On a recent morning, Fabian Berglund, one of the co-founders of the Swedish rug and textile company Nordic Knots, carefully arranged a rack of miniature rugs so that each was angled at a perfect 45-degree angle. Liza Berglund Laserow — Mr. Berglund’s wife and another co-founder, along with Mr. Berglund’s brother, Felix — was adjusting curtain samples, explaining why the green she had chosen had a touch of yellow in it, which cast a golden hue. “A green light is very, very unflattering,” she said.

Mr. Berglund, 42, said he prefers to think of a rug in a room as “the fourth wall.” Since starting Nordic Knots in 2016, the couple has built the brand quietly but with influence. This includes their first American store, opening this week in New York’s SoHo.

What is it about this relatively small rug company (Nordic Knots employs about 40 people) that has made it so beloved among a certain taste-making set? The British home ware designer Matilda Goad is a fan. So is the reality television star Scott Disick.

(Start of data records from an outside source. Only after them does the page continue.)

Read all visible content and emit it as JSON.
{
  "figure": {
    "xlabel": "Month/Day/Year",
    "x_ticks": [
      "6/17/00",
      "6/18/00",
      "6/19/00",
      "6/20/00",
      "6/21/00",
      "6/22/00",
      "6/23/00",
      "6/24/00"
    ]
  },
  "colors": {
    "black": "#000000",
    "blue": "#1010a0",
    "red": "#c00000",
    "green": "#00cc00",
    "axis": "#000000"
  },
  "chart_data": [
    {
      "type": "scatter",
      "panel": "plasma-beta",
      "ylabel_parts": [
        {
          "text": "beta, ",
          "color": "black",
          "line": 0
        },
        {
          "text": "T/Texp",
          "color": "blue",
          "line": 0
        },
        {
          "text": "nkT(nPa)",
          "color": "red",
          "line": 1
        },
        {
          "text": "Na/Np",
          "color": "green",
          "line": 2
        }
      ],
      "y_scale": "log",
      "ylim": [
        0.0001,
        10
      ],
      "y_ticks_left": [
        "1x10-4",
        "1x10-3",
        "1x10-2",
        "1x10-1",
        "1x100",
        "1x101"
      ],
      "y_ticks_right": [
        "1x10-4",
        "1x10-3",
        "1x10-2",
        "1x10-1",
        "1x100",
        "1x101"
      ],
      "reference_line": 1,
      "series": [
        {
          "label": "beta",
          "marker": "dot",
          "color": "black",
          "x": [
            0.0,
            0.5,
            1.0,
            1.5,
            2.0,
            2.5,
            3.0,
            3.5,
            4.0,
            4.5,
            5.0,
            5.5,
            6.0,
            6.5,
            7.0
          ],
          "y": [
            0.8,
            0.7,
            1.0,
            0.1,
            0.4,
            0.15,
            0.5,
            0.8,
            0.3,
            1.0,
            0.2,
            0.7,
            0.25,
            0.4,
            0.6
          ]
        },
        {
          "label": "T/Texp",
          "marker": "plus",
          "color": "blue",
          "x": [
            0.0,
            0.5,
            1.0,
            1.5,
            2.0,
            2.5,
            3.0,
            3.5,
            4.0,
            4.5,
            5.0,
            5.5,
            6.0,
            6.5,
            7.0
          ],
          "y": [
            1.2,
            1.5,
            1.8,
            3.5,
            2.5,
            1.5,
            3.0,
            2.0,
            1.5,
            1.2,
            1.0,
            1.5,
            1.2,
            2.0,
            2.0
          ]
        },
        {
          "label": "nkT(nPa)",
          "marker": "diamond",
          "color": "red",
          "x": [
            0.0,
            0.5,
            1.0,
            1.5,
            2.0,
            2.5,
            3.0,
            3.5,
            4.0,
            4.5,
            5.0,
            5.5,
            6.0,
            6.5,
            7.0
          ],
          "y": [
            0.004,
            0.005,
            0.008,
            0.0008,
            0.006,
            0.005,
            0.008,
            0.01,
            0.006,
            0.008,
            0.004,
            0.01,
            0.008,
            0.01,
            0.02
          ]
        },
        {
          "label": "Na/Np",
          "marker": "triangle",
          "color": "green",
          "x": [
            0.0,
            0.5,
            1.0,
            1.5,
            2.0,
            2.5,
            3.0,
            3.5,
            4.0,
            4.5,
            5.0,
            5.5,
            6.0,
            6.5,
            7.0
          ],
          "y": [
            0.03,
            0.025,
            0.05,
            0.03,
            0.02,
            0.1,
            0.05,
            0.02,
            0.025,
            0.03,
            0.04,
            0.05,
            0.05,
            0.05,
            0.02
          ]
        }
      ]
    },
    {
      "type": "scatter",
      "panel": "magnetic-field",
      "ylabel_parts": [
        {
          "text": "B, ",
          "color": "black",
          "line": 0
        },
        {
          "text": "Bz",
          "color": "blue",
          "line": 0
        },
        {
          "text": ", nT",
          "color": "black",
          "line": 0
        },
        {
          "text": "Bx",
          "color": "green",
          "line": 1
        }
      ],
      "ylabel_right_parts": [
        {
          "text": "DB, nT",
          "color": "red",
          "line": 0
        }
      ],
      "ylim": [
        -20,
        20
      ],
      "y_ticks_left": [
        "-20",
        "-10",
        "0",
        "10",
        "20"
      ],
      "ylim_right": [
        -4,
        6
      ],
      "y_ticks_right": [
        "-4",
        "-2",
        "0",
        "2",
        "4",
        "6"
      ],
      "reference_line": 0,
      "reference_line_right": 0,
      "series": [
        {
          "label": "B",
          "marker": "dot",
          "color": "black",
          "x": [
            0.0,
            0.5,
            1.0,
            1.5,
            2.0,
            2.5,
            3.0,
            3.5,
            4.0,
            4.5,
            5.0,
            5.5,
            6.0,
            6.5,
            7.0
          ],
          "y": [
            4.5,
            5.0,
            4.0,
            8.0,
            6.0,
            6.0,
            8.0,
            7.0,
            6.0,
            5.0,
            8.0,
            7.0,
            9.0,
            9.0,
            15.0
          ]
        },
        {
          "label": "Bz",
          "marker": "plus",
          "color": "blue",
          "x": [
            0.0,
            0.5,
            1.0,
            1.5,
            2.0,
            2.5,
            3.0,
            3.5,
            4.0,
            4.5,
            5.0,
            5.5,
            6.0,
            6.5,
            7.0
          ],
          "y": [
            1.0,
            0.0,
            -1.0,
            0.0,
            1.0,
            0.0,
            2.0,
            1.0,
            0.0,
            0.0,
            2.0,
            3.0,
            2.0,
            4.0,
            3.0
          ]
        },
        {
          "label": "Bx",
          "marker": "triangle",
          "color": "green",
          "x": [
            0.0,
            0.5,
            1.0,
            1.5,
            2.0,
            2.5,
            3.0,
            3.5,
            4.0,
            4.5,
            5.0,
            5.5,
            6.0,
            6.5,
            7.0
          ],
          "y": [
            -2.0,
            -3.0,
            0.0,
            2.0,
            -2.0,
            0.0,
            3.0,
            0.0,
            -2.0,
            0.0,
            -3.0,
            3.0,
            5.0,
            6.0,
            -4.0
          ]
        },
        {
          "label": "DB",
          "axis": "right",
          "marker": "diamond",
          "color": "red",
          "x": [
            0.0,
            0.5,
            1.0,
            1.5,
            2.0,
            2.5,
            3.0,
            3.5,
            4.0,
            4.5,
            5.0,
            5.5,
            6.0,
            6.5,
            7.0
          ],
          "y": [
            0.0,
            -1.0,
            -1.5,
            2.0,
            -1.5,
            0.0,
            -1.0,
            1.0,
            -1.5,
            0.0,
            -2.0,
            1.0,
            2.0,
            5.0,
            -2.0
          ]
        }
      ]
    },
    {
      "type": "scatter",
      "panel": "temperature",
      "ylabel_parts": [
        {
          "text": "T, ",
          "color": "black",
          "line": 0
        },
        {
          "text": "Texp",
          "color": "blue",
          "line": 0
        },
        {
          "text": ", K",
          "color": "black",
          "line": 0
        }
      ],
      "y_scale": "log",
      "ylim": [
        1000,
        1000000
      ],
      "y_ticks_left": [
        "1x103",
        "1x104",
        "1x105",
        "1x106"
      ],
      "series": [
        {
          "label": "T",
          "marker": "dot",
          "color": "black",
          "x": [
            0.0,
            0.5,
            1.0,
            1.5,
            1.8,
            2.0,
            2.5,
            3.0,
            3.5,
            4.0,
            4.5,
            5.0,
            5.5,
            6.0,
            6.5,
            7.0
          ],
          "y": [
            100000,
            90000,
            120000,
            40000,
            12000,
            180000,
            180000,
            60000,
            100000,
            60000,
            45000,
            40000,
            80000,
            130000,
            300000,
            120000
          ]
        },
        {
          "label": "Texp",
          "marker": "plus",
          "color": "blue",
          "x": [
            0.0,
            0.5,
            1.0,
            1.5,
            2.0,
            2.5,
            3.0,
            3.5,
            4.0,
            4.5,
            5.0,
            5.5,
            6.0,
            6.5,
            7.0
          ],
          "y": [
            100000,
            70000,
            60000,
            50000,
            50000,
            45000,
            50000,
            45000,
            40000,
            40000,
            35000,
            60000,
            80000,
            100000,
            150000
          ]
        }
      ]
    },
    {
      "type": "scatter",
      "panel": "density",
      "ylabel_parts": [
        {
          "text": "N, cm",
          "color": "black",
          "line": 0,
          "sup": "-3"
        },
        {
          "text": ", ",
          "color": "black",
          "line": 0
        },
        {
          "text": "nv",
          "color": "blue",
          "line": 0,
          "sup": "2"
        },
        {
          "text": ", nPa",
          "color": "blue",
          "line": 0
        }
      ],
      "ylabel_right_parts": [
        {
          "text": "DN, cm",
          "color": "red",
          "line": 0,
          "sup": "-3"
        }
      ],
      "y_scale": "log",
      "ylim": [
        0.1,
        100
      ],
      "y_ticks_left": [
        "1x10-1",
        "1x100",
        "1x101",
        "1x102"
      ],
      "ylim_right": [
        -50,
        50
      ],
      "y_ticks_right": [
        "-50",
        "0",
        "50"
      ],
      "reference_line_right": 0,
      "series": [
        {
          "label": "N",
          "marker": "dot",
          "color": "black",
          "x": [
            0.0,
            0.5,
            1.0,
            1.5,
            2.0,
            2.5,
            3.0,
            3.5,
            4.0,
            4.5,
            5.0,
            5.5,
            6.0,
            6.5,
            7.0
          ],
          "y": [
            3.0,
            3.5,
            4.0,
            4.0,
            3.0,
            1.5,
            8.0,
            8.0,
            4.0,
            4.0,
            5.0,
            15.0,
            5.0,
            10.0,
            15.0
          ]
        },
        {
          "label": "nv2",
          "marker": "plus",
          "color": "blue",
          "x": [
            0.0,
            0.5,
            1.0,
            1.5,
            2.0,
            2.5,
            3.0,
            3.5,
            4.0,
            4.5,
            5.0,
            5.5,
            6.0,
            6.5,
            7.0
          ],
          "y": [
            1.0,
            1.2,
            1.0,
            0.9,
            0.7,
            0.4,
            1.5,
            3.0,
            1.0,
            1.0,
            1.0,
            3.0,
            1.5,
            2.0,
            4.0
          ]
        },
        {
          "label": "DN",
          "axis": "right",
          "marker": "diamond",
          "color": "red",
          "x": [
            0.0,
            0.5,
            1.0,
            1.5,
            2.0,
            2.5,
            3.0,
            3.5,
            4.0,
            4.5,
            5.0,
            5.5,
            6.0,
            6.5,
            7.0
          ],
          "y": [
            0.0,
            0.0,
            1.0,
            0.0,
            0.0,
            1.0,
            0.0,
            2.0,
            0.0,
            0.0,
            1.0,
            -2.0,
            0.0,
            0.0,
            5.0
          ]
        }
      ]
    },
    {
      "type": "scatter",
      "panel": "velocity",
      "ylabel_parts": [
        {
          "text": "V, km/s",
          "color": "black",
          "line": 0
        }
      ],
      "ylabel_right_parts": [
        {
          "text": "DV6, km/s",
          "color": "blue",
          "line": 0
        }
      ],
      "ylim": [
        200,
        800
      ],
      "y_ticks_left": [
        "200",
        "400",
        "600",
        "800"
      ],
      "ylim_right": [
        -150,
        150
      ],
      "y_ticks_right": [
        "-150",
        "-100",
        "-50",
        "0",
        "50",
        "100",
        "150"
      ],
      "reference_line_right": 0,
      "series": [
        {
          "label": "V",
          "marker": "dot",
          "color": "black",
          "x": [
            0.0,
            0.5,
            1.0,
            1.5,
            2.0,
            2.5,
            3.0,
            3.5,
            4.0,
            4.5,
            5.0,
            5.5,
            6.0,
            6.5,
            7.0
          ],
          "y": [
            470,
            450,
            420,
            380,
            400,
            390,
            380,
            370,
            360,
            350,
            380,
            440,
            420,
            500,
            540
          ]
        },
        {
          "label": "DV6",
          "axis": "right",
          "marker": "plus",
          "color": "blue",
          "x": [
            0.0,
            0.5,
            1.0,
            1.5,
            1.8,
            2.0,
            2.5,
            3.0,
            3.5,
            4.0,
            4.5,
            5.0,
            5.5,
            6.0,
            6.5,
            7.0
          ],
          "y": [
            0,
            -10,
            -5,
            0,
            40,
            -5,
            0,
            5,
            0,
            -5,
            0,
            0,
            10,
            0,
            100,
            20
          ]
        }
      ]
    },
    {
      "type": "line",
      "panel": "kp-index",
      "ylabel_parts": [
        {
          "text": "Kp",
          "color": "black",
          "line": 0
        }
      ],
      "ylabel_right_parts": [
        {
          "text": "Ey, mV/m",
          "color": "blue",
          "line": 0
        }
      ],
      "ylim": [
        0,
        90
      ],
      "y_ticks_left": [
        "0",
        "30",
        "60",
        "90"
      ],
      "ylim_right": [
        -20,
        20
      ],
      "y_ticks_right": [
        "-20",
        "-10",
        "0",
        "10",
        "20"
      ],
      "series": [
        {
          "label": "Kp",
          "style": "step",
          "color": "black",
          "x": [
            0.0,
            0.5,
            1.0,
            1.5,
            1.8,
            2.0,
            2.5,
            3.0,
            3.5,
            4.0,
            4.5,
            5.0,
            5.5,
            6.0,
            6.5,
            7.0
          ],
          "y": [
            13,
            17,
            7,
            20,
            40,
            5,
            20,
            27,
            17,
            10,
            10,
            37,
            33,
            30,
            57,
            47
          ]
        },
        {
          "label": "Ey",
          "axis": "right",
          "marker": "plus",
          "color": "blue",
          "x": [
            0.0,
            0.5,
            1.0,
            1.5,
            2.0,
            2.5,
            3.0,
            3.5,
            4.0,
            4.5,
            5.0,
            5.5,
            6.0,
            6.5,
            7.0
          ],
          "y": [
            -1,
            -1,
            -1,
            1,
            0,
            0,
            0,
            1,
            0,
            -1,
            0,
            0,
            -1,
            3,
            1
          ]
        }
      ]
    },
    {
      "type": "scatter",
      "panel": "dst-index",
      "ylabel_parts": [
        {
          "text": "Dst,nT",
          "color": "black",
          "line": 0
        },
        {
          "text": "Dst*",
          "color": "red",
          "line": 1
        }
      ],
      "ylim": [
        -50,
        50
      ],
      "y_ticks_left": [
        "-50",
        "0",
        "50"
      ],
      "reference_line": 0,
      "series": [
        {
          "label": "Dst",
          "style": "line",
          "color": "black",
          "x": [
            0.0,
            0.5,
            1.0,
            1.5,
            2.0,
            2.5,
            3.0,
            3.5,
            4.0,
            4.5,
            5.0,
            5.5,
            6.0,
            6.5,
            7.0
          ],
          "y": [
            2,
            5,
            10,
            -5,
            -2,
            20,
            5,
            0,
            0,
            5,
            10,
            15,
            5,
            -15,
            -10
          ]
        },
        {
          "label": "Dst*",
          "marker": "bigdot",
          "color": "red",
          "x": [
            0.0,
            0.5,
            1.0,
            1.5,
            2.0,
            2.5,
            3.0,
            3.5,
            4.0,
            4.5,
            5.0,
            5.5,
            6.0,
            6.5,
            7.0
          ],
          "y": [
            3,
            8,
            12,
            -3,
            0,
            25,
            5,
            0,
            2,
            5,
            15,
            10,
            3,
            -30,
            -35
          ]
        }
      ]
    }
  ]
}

“We want to make design cool, but also accessible,” Mr. Berglund said.

“I think that concept is very Swedish,” added Ms. Berglund Laserow, 43. “We don’t have an elite view on design. We like to say we have a socialist way of looking at design, that it should be accessible to more people. Because that’s what IKEA did, right?”

Of course, the price point for Nordic Knots — rugs in their Grand collection, for example, range from $495 to $3,195 — is much higher than IKEA’s. But the brand was born out of the couple’s own frustrations in trying to find floor coverings that were of a certain quality but not outrageously expensive. When they started the company in 2016, the market offered only very cheap or very high-end options.

Previously, Mr. Berglund worked in advertising as a creative director at Anomaly and Wieden+Kennedy, while Ms. Berglund Laserow worked with her mother, the furniture dealer and interior designer Karin Laserow, who is an expert in Swedish antiques from 1500 to 1850. Their professional backgrounds may help to explain the brand’s savvy strategy.